WASHINGTON (AP) — Two decades after his arrest, the suspected organizer of a deadly 2000 al-Qaida attack on a U.S. Navy warship faced the possibility of further delays of his Guantanamo trial after his defense lawyer on Monday pressed to be allowed to leave the case over an alleged conflict of interest.
Guantanamo detainee Abd al-Rahim al-Nashiri faces a possible death penalty in the killing of 17 U.S. sailors, who died when an explosives-laden skiff blew up alongside the USS Cole off Yemen.
Proceedings before the military commission have been mired in delays and in legal challenges over admissibility of evidence from the torture-aided interrogations of Nashiri and over other circumstances of his trial and detention. Captured in 2002, Nashiri underwent waterboarding, beatings and confinement in a crate in years of CIA custody at clandestine detention facilities.
Questions over the handling of Nashiri’s case, like those of five fellow Guantanamo Bay detainees accused of planning and aiding al-Qaida’s 9/11 attacks on the United States, have led to a military court still wading through pretrial hearings, constitutional debates and other problems.
There is increasing talk of plea bargains to end all the cases. But it remains unclear where defendants would serve out any sentences.
On Monday, Nashiri’s top military lawyer, Navy Capt. Brian Mizer, pressed Judge Col. Lanny Acosta Jr. to allow Mizer to withdraw as Nashiri’s attorney, alleging he had a conflict of interest that should bar him from serving on Nashiri’s team.
The alleged conflict concerns Mizer’s past defense work for a former Guantanamo detainee, Salim Hamdan, an alleged driver for Osama bin Laden. Prosecutors of Nashiri propose to introduce a statement from Hamdan, who is now in Yemen after serving his sentence. It’s expected to allege that Hamdan heard Nashiri talking about arranging the attack on the Cole.
Mizer also had information regarding Hamdan’s case that Nashiri’s defense team should have, but that he could never ethically disclose given his attorney-client confidentiality with Hamdan, Mizer told the judge.
“Red lines have been tripped,” said Mizer, who was appointed by the military to defend Nashiri. “I have gone as far as I can ethically go … to assist this defense team.”
Acosta, the judge, grilled Mizer on why he was pressing to withdraw only after years on Nashiri’s defense in the now 22-year-old attack.
“Raising of this issue now — it’s questionable why it’s raised now,” Mizer said, waving an index finger sternly at one point.
Nashiri, in court in Guantanamo in a shirt and gray jacket, spoke up, with the judge’s permission.

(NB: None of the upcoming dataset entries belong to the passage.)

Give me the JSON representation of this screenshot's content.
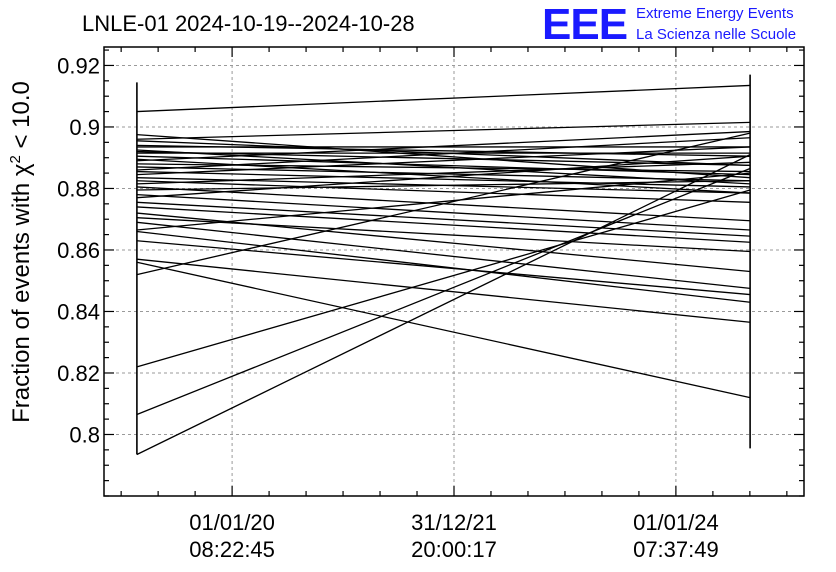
{
  "chart_data": {
    "type": "line",
    "title": "LNLE-01 2024-10-19--2024-10-28",
    "ylabel_prefix": "Fraction of events with ",
    "ylabel_chi": "χ",
    "ylabel_exp": "2",
    "ylabel_suffix": " < 10.0",
    "ylim": [
      0.78,
      0.926
    ],
    "yticks": [
      0.8,
      0.82,
      0.84,
      0.86,
      0.88,
      0.9,
      0.92
    ],
    "ytick_labels": [
      "0.8",
      "0.82",
      "0.84",
      "0.86",
      "0.88",
      "0.9",
      "0.92"
    ],
    "xlim": [
      0,
      1
    ],
    "xticks": [
      0.183,
      0.5,
      0.817
    ],
    "xtick_labels": [
      [
        "01/01/20",
        "08:22:45"
      ],
      [
        "31/12/21",
        "20:00:17"
      ],
      [
        "01/01/24",
        "07:37:49"
      ]
    ],
    "x_start": 0.047,
    "x_end": 0.923,
    "grid": true,
    "segments": [
      [
        0.7935,
        0.891
      ],
      [
        0.8065,
        0.8865
      ],
      [
        0.822,
        0.8795
      ],
      [
        0.852,
        0.898
      ],
      [
        0.856,
        0.812
      ],
      [
        0.857,
        0.8365
      ],
      [
        0.863,
        0.8455
      ],
      [
        0.866,
        0.843
      ],
      [
        0.8665,
        0.885
      ],
      [
        0.869,
        0.8475
      ],
      [
        0.8705,
        0.8595
      ],
      [
        0.872,
        0.853
      ],
      [
        0.874,
        0.8625
      ],
      [
        0.8755,
        0.8645
      ],
      [
        0.877,
        0.8905
      ],
      [
        0.878,
        0.8665
      ],
      [
        0.8795,
        0.8825
      ],
      [
        0.8805,
        0.8695
      ],
      [
        0.8815,
        0.8885
      ],
      [
        0.8825,
        0.8755
      ],
      [
        0.8835,
        0.8785
      ],
      [
        0.8845,
        0.8935
      ],
      [
        0.8855,
        0.8805
      ],
      [
        0.886,
        0.8965
      ],
      [
        0.887,
        0.8825
      ],
      [
        0.888,
        0.8855
      ],
      [
        0.889,
        0.8985
      ],
      [
        0.8895,
        0.8785
      ],
      [
        0.8905,
        0.8845
      ],
      [
        0.8915,
        0.8915
      ],
      [
        0.892,
        0.8875
      ],
      [
        0.8925,
        0.8815
      ],
      [
        0.8935,
        0.8935
      ],
      [
        0.894,
        0.8905
      ],
      [
        0.8955,
        0.8875
      ],
      [
        0.896,
        0.9015
      ],
      [
        0.8975,
        0.8835
      ],
      [
        0.905,
        0.9135
      ]
    ],
    "bar_left": [
      0.7935,
      0.9145
    ],
    "bar_right": [
      0.7955,
      0.917
    ]
  },
  "logo": {
    "mark": "EEE",
    "line1": "Extreme Energy Events",
    "line2": "La Scienza nelle Scuole"
  }
}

“Based on my understanding there is a conflict with Mr. Mizer. At the same time, I need him. I do not know how this is resolved,” Nashiri said, spreading his hands wide in the air.
The military provided closed circuit video of the Guantanamo proceedings at the Pentagon and elsewhere.
The judge said Monday pretrial consideration of whether Hamdan’s hearsay testimony against Nashiri could be used in the case would happen no sooner than February 2023.
Acosta also directed Mizer to tell him by Monday, privately, what confidential information he has from representing Hamdan that makes for a conflict in Nashiri’s case.